On 12/12/2025 17:27, Leo Yan wrote:
On Fri, Dec 12, 2025 at 04:50:52PM +0200, James Clark wrote:
[...]
The trace can be stopped on Fill mode (stop on wrap) or Stop on trigger, so it is not (only) about buffer error. In these cases, even though the trace unit is stopped, the buffer may still have space available, tracing can be directly re-enabled in interrupt handler, thus the COLLISION/PARTIAL flags are better choices.
I suppose this is the bit that I don't understand. If there is space left then why is the stop hit at all?

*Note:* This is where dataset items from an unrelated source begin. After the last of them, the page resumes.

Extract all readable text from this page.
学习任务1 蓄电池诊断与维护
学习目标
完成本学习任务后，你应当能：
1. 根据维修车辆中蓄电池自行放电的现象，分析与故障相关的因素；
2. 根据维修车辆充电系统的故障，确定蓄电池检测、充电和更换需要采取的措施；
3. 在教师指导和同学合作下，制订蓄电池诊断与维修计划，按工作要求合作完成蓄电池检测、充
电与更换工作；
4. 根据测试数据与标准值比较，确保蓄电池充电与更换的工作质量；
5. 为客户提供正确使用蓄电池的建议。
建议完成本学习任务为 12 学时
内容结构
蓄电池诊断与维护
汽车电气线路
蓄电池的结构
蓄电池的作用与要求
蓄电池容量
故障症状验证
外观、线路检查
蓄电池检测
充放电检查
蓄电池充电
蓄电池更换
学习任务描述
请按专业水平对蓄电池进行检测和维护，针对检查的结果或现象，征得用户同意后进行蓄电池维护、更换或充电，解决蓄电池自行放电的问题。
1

For instance, the buffer becomes empty in the middle:
+----------------------------+ |$$$$$$$| |$$$$$$$| +----------------------------+ ` base `wptr `limitIn this case, the trace unit stops when it reaches the limit. Meanwhile, the tool might have already read out the old trace data so we will get some free space, thus no need to set TRUNCATED flag.
Hmmm I see, I still think that means that Perf is being too slow and disabling the event wouldn't be that bad.
Also isn't there a very small chance to hit this? I'm wondering if you ever saw PARTIAL flags in practice?
I think the following all have to be true:
* 3 out of 4 sections were full on the last interrupt * Perf hadn't managed to finish reading even 1 section in that time * The last section fills up * Perf had managed to finish reading 1 section between the time of the previous interrupt and the hard stop
There would have to be quite a high variability in read speed to make that possible. Maybe it happens and it's worthwhile optimizing for. The comments could explain it better if we do decide to keep it.